Yellow fever 17D virus: pseudo-revertant suppression of defective virus penetration and spread by mutations in domains II and III of the E protein

• Published in: Virology (New York, N.Y.) Vol. 327; no. 1; pp. 41 - 49
• Main Authors: Vlaycheva, Leonssia, Nickells, Michael, Droll, Deborah A., Chambers, Thomas J.
• Format: Journal Article
• Language: English
• Published: United States Elsevier Inc 15.09.2004
• Subjects: Amino Acid Sequence; Animals; Cell penetration; Cercopithecus aethiops; Defective Viruses - genetics; Defective Viruses - pathogenicity; Defective Viruses - physiology; E protein; Models, Molecular; Molecular Sequence Data; Mutation; Suppression, Genetic; Vero Cells; Viral Envelope Proteins - chemistry; Viral Envelope Proteins - genetics; Viral Envelope Proteins - metabolism; Viral Plaque Assay; Yellow fever 17D virus; Yellow fever virus; Yellow fever virus - genetics; Yellow fever virus - pathogenicity; Yellow fever virus - physiology; Cell penetration; E protein; Yellow fever 17D virus
• ISSN: 0042-6822; 1096-0341
• DOI: 10.1016/j.virol.2004.06.015

A yellow fever (YFV) 17D virus variant, which causes persistent infection of mouse neuroblastoma cells associated with defective cell penetration and small plaque size, yielded plaque-revertant viruses from cells transfected with viral transcripts encoding the adaptive mutation (Gly 360 in the E protein).

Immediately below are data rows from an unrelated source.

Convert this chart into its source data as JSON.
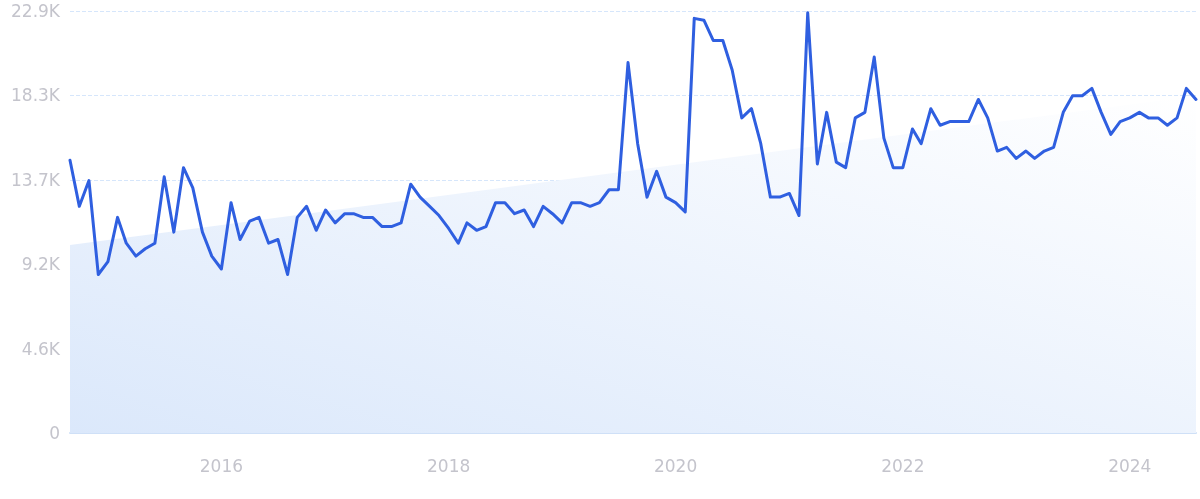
{
  "chart_data": {
    "type": "line",
    "x": [
      "2014-09",
      "2014-10",
      "2014-11",
      "2014-12",
      "2015-01",
      "2015-02",
      "2015-03",
      "2015-04",
      "2015-05",
      "2015-06",
      "2015-07",
      "2015-08",
      "2015-09",
      "2015-10",
      "2015-11",
      "2015-12",
      "2016-01",
      "2016-02",
      "2016-03",
      "2016-04",
      "2016-05",
      "2016-06",
      "2016-07",
      "2016-08",
      "2016-09",
      "2016-10",
      "2016-11",
      "2016-12",
      "2017-01",
      "2017-02",
      "2017-03",
      "2017-04",
      "2017-05",
      "2017-06",
      "2017-07",
      "2017-08",
      "2017-09",
      "2017-10",
      "2017-11",
      "2017-12",
      "2018-01",
      "2018-02",
      "2018-03",
      "2018-04",
      "2018-05",
      "2018-06",
      "2018-07",
      "2018-08",
      "2018-09",
      "2018-10",
      "2018-11",
      "2018-12",
      "2019-01",
      "2019-02",
      "2019-03",
      "2019-04",
      "2019-05",
      "2019-06",
      "2019-07",
      "2019-08",
      "2019-09",
      "2019-10",
      "2019-11",
      "2019-12",
      "2020-01",
      "2020-02",
      "2020-03",
      "2020-04",
      "2020-05",
      "2020-06",
      "2020-07",
      "2020-08",
      "2020-09",
      "2020-10",
      "2020-11",
      "2020-12",
      "2021-01",
      "2021-02",
      "2021-03",
      "2021-04",
      "2021-05",
      "2021-06",
      "2021-07",
      "2021-08",
      "2021-09",
      "2021-10",
      "2021-11",
      "2021-12",
      "2022-01",
      "2022-02",
      "2022-03",
      "2022-04",
      "2022-05",
      "2022-06",
      "2022-07",
      "2022-08",
      "2022-09",
      "2022-10",
      "2022-11",
      "2022-12",
      "2023-01",
      "2023-02",
      "2023-03",
      "2023-04",
      "2023-05",
      "2023-06",
      "2023-07",
      "2023-08",
      "2023-09",
      "2023-10",
      "2023-11",
      "2023-12",
      "2024-01",
      "2024-02",
      "2024-03",
      "2024-04",
      "2024-05",
      "2024-06",
      "2024-07",
      "2024-08"
    ],
    "series": [
      {
        "color": "#2f5fe0",
        "values": [
          14800,
          12300,
          13700,
          8600,
          9300,
          11700,
          10300,
          9600,
          10000,
          10300,
          13900,
          10900,
          14400,
          13300,
          10900,
          9600,
          8900,
          12500,
          10500,
          11500,
          11700,
          10300,
          10500,
          8600,
          11700,
          12300,
          11000,
          12100,
          11400,
          11900,
          11900,
          11700,
          11700,
          11200,
          11200,
          11400,
          13500,
          12800,
          12300,
          11800,
          11100,
          10300,
          11400,
          11000,
          11200,
          12500,
          12500,
          11900,
          12100,
          11200,
          12300,
          11900,
          11400,
          12500,
          12500,
          12300,
          12500,
          13200,
          13200,
          20100,
          15700,
          12800,
          14200,
          12800,
          12500,
          12000,
          22500,
          22400,
          21300,
          21300,
          19700,
          17100,
          17600,
          15700,
          12800,
          12800,
          13000,
          11800,
          22800,
          14600,
          17400,
          14700,
          14400,
          17100,
          17400,
          20400,
          16000,
          14400,
          14400,
          16500,
          15700,
          17600,
          16700,
          16900,
          16900,
          16900,
          18100,
          17100,
          15300,
          15500,
          14900,
          15300,
          14900,
          15300,
          15500,
          17400,
          18300,
          18300,
          18700,
          17400,
          16200,
          16900,
          17100,
          17400,
          17100,
          17100,
          16700,
          17100,
          18700,
          18100
        ]
      },
      {
        "type": "area",
        "color": "#dbe8fb",
        "x": [
          "2014-09",
          "2024-08"
        ],
        "values": [
          10200,
          18300
        ]
      }
    ],
    "xlim": [
      "2014-09",
      "2024-08"
    ],
    "xticks": [
      {
        "value": "2016",
        "label": "2016"
      },
      {
        "value": "2018",
        "label": "2018"
      },
      {
        "value": "2020",
        "label": "2020"
      },
      {
        "value": "2022",
        "label": "2022"
      },
      {
        "value": "2024",
        "label": "2024"
      }
    ],
    "ylim": [
      0,
      22900
    ],
    "yticks": [
      0,
      {
        "value": 4580,
        "label": "4.6K"
      },
      {
        "value": 9160,
        "label": "9.2K"
      },
      {
        "value": 13740,
        "label": "13.7K"
      },
      {
        "value": 18320,
        "label": "18.3K"
      },
      {
        "value": 22900,
        "label": "22.9K"
      }
    ],
    "grid": "y",
    "marker": "none",
    "line_style": "solid"
  }
}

Reconstruction of a plaque-purified revertant which contained Gly 360 and additional substitutions (Asn for Lys 303 and Val for Ala 261) yielded a virus whose infectious center size, growth efficiency, and cell penetration rate similar to the parental YF5.2iv virus, whereas viruses with Asn 303 or Val 261 alone with Gly 360 yielded either a small-plaque virus or a parental revertant. These data indicate that the YFV E protein is subject to suppression of mutations in domain III that are deleterious for viral entry and spread by a second-site mutation in domain II. Position 261 lies within the hydrophobic ligand-binding pocket at the domain I–II interface, a site believed to be involved in the hinge-like conformational change of domain II during activation of membrane fusion-activity. Results of this study provide genetic data consistent with findings on flavivirus structure and implicate domain III in functions beyond simply cell surface attachment.